See Query Sets & Judgments for the data model.
Step 2 — Let the agent propose a search space¶
Tell the chat agent what you're optimizing. It proposes a search space —
the set of query-time parameters to vary and their ranges: field boosts,
function scores, fuzziness, mm, tie-breakers, hybrid weights. You can accept
or edit it. Nothing about schema, mappings, or analyzers is touched — tuning
is query-time only.
See Search Space.
Step 3 — Run the trials¶
The study hands the search space to Optuna's TPE sampler. Each trial:
- Samples a candidate parameter set.
- Renders your query templates with those values.
- Runs the query set against the cluster through the engine adapter.
- Scores the ranked results against your judgments with
ir_measures(nDCG, ERR, precision@k, and friends).
TPE uses the scores so far to propose more promising parameter sets — thousands of trials, converging far faster than a grid sweep.
See Optimization Trials.
Step 4 — Read the digest¶
When the study ends, RelyLoop writes a digest: a plain-language narrative of which parameters moved the metric, by how much, and the trade-offs. It's the human-readable answer to "what did the loop learn?"
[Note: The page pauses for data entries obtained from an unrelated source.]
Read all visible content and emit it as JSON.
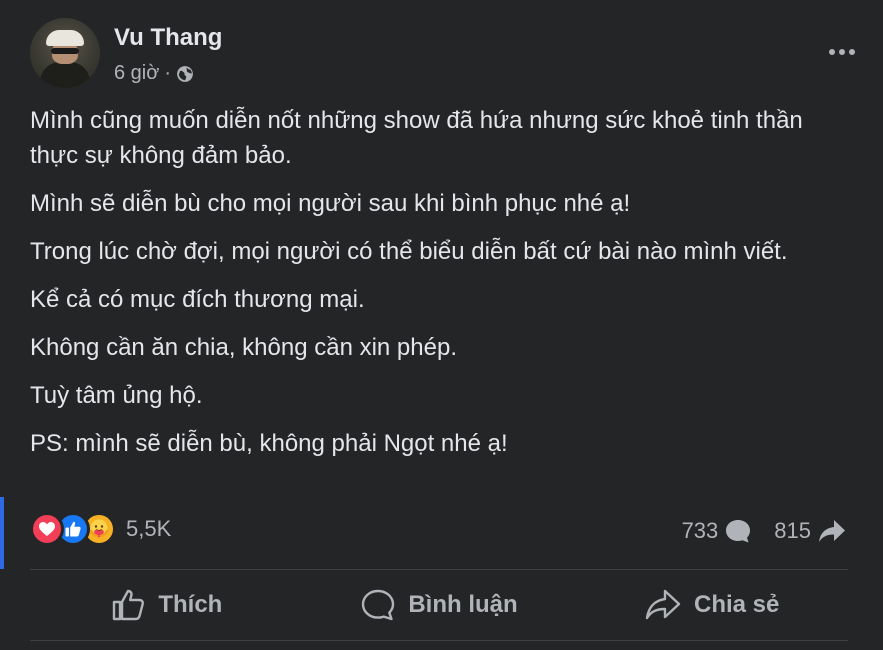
{
  "post": {
    "author": "Vu Thang",
    "time": "6 giờ",
    "separator": "·",
    "privacy_icon": "globe-icon",
    "paragraphs": [
      "Mình cũng muốn diễn nốt những show đã hứa nhưng sức khoẻ tinh thần thực sự không đảm bảo.",
      " Mình sẽ diễn bù cho mọi người sau khi bình phục nhé ạ!",
      " Trong lúc chờ đợi, mọi người có thể biểu diễn bất cứ bài nào mình viết.",
      " Kể cả có mục đích thương mại.",
      " Không cần ăn chia, không cần xin phép.",
      " Tuỳ tâm ủng hộ.",
      "PS: mình sẽ diễn bù, không phải Ngọt nhé ạ!"
    ]
  },
  "reactions": {
    "types": [
      "love-icon",
      "like-icon",
      "care-icon"
    ],
    "count": "5,5K"
  },
  "stats": {
    "comments": "733",
    "shares": "815"
  },
  "actions": {
    "like_label": "Thích",
    "comment_label": "Bình luận",
    "share_label": "Chia sẻ"
  },
  "colors": {
    "card_bg": "#242526",
    "text_primary": "#e4e6eb",
    "text_secondary": "#b0b3b8",
    "like_blue": "#1877f2",
    "love_red": "#f33e58",
    "care_yellow": "#f7b125"
  }
}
Step 5 — Open the Pull Request¶
The winning configuration becomes a proposal. Opening it creates a Pull Request against your central search-config Git repo — diffing the new parameters against what's live. Your named approvers review it; your CI deploys on merge. RelyLoop never touches the serving path itself.
The loop, end to end¶
flowchart TD
QS[Query set] --> S[Study]
J[Judgments] --> S
SS[Proposed search space] --> S
S --> T{Optuna TPE trial}
T -->|render + run + score| M[ir_measures metric]
M -->|inform next trial| T
T -->|best config found| D[Digest]
D --> P[Proposal]
P --> PR[Pull Request]
PR --> A[Approver merges]
A --> CI[Operator CI deploys]
That's one loop. Chain studies (feat_auto_followup_studies) to keep
optimizing as your corpus and queries evolve.